Personal information
- Born: March 2, 1992 (age 34) Tucson, Arizona, U.S.
- Listed height: 6 ft 5 in (1.96 m)
- Listed weight: 319 lb (145 kg)

Career information
- High school: Mariposa County (Mariposa, California)
- College: Fresno State (2010–2014)
- NFL draft: 2015 (6th round, 215th overall pick)

Career history
- St. Louis / Los Angeles Rams (2015–2016); Tennessee Titans (2017–2018)*; Dallas Cowboys (2018–2019);
- * Offseason or practice squad member only

Awards and highlights
- Second-team All-MWC (2014);

Career NFL statistics
- Games played: 24
- Games started: 18
- Stats at Pro Football Reference

= Cody Wichmann =

American football player (born 1992)

Cody Michael Wichmann (born March 2, 1992) is an American former professional football player who was an offensive guard in the National Football League (NFL). He played college football for the Fresno State Bulldogs.

==College career==
Wichmann started in 50 career games at Fresno State, the second most starts by any Bulldog in the eight years. A two-time All-Mountain West Conference selection, he garnered second-team accolades as a senior in 2014 and honorable mention in 2013. He majored in criminology-law enforcement at Fresno State.

==Professional career==
===St. Louis / Los Angeles Rams===
Wichmann was selected by the St. Louis Rams in the sixth round (215th overall) of the 2015 NFL draft. He played in 12 games with 7 starts as a rookie. In 2016, he played in 12 games with 11 starts at guard for the Rams.
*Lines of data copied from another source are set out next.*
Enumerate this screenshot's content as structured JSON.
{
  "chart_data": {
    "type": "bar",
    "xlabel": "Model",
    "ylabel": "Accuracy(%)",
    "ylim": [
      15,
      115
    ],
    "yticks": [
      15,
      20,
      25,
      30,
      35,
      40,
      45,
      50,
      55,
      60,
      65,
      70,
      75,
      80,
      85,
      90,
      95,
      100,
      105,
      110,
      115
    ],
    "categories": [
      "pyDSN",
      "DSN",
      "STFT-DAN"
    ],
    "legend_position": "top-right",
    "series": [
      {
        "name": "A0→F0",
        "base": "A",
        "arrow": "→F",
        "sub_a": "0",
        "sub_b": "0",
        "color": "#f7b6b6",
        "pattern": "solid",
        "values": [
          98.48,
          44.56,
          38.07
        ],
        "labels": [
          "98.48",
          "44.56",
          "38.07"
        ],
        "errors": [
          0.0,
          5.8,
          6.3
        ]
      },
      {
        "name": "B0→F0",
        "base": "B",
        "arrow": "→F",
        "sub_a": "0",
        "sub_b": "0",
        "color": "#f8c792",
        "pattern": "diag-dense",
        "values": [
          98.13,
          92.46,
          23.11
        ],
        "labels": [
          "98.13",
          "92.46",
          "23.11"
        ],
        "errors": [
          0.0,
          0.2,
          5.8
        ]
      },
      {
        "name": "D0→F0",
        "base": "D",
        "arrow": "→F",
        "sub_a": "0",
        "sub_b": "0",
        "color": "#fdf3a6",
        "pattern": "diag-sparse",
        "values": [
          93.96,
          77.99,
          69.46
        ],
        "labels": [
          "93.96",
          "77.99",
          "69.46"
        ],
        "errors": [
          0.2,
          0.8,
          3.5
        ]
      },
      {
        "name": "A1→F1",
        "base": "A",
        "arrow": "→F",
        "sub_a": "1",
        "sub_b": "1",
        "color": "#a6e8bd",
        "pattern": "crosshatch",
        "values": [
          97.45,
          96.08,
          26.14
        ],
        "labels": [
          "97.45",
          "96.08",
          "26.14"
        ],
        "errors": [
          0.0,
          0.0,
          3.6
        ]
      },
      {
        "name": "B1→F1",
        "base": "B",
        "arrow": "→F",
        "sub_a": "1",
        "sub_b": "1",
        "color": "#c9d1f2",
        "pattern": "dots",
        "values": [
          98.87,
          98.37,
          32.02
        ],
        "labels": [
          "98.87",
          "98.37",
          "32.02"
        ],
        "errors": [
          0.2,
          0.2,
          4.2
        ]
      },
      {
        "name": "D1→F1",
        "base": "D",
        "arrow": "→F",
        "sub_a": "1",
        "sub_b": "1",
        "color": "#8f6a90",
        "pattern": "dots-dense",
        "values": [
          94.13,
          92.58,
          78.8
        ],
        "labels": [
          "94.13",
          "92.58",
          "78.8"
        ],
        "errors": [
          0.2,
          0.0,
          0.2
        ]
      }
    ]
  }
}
On September 2, 2017, Wichmann was waived by the Rams.

===Tennessee Titans===
On September 12, 2017, Wichmann was signed to the practice squad of the Tennessee Titans. He signed a reserve/future contract with the Titans on January 15, 2018. On September 1, Wichmann was waived by the Titans.

===Dallas Cowboys===
On September 4, 2018, Wichmann was signed to the Dallas Cowboys' practice squad. He signed a reserve/future contract with the Cowboys on January 15, 2019. He was placed on the injured reserve list with a calf injury on August 31.

On September 4, 2020, Wichmann was released by the Cowboys.